De lá pra cá, Nando e Binho nunca mais se viram, não tiveram mais contato, embora tivessem trocado telefones. Mesmo hoje, quando é fácil encontrar velhos amigos pela internet, eles não conversam mais.

A mulher de Binho, anos depois daquele encontro, quis divórcio e levou o filho com ela. A carreira de cabo durou oito anos, após os quais, Flávio teve de sair da Força Aérea. Hoje vive sozinho, na mesma casa da Pavuna. Herdou do pai um velho fusca que ainda roda. A fabricação de pipas tornou-se seu único meio de vida, mas dá pra pagar as contas.

Nando hoje é o Coronel Luís Fernando. Conhece várias cidades do Brasil e do exterior onde morou ou fez cursos de interesse em sua carreira. Está decidindo se quer seguir como oficial-general ou se pede reserva remunerada, a aposentadoria dos militares.

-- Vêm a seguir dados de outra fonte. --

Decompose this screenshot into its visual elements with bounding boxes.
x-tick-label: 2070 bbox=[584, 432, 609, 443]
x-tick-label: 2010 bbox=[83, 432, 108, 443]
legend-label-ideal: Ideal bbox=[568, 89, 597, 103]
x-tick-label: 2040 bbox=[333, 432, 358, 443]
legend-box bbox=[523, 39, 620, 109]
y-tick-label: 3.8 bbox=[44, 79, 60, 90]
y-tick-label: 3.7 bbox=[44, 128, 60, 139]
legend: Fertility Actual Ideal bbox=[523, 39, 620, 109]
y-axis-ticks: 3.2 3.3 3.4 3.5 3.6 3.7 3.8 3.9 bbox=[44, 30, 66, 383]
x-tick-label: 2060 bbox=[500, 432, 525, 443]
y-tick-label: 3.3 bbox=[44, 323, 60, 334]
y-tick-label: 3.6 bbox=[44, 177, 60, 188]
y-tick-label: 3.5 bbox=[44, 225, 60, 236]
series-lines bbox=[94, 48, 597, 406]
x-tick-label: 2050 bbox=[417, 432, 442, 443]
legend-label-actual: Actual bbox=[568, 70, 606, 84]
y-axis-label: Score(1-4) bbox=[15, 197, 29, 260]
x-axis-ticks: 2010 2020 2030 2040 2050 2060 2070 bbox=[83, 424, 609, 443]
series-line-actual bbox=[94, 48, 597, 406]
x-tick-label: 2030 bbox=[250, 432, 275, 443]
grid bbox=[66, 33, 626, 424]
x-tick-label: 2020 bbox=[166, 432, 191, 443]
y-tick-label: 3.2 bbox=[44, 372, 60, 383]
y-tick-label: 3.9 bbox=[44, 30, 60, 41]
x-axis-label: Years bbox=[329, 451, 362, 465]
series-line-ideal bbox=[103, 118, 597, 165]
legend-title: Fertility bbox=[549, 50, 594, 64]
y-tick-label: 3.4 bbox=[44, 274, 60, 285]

Dizem, eu não sei, que um dia os dois teriam se visto no metrô, entre a estação do Flamengo e de Botafogo. Teriam percebido a presença um do outro no mesmo vagão, mas fingido que não viram. Afinal, o tempo é capaz de mudar os traços das pessoas.

Vez por outra, Flavinho pega o velho fusca do pai, dirige até à estação do metrô mais próxima e vai ao Maracanã, pra ver o Fluminense jogar.